Some good advice to help your children in their life after divorce. Part Three

The third article in the series continues with some advice to help give your children the life after divorce they deserve.

They have done nothing to cause the breakdown of your relationship and deserve to be your highest priority after it.  It's easy to be so preoccupied with the challenges and uncertainties you are now facing that your children's quality of life after divorce does not receive the priority it needs.

pair of diceWe agree never to say negative things about the other parent to or in front of the children
This is another part of the respect thing.  If you still have some respect for your ex spouse then undermining him or her will only have a negative effect on your children.  They do not appreciate you putting down the other parent by making unkind and negative remarks.

Children need and want to believe that both of their parents are doing the best that they can do to be effective parents in circumstances which are difficult for all.  During the divorce process, children are often less confident both in their own judgment and in their parents' ability to care for them successfully.  

If you undermine the other parent, you take away that little confidence the children have and you are effectively asking them to join a vendetta against the other parent.  That would represent the worst of all possible worlds and have a very negative impact on everyone's life after divorce.

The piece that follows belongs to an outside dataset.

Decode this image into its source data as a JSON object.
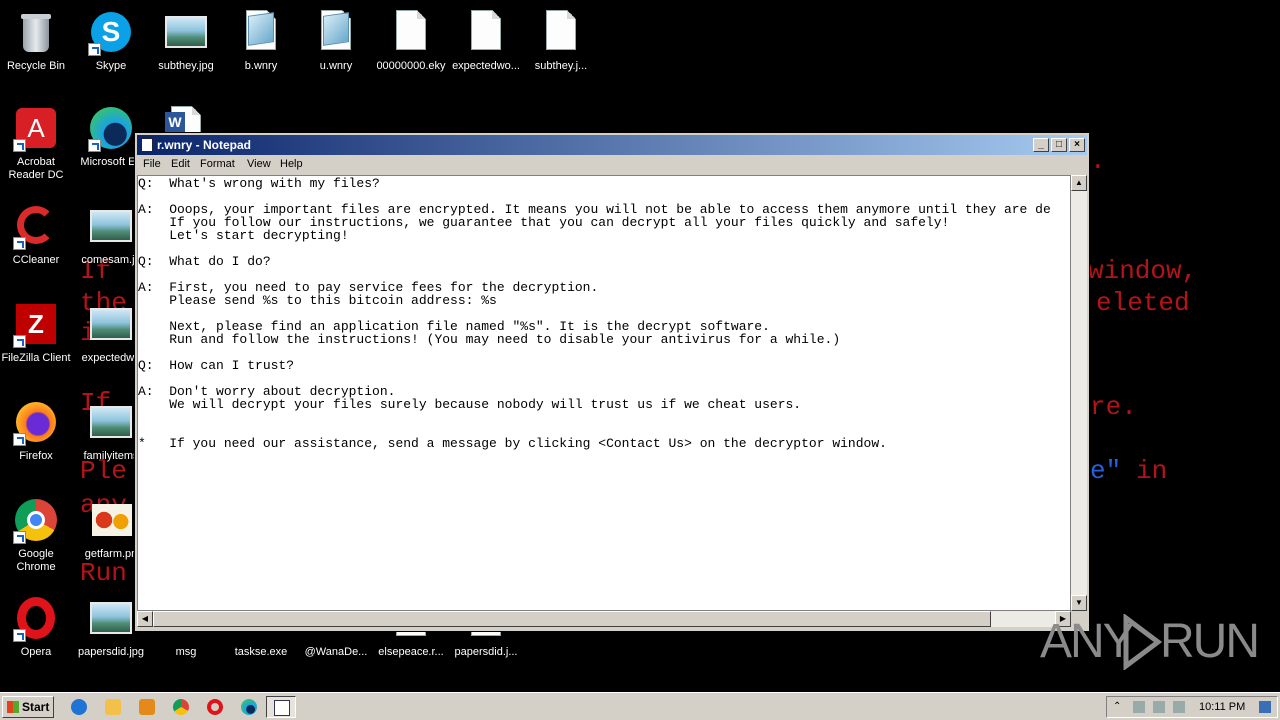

Any schedule changes must be discussed with the other parent first, before telling the children
The simple advice is that changing agreed routines will often cause friction between the two parents and should be avoided if at all possible.  However, there will be occasions when this has to be done.  If communication with the other parent is difficult then there is a temptation to rely on the children to convey this information to the other parent. 

This places the children in a role that should really be reserved for the other parent and is not a good idea as it runs a high risk of involving the children in trade off negotiations between their parents - "I'll agree to this if you agree to that".  Not a pretty sight and one to which they should not be exposed.

All these things like scheduling issues, the annual holiday and changes to the parenting arrangements must be discussed between the parents first.  The decisions should be formalised before you present any changes to the children.  Clearly they need to be involved in this process but they do not have the final say.  That's for their parents.

Our children need two parents to love and care for them and to be involved in their lives on a regular basis
You created your children together and you will always be their parents.  The end of your marriage does not end your parenting responsibilities.  The removal of one parent from the parenting process is not in the best interests of your child.  Shared parental responsibility is even more different than doing it as a couple.

Your children's lives are complex both logistically and emotionally.  Throughout the children's lives there will be times when you must come together: school plays, university graduation, marriages, grandchildren and even funerals.  Be sure you are both there together for all of these events. 

They need to feel secure and loved by both parents and never forced to make choices between you.  Bury your enmity and make the wellbeing of your children your absolute priority.  It will go a long way to improving your life following divorce and theirs.

And finally
This advice is really worth following but it's not going to be easy, it will take a lot of effort, patience and goodwill to make it work.  If you can put aside the anger and even resentment you feel for your former partner and concentrate upon what is best for your children then following this advice will make your children's lives a whole lot better and help all of you have a better life after divorce.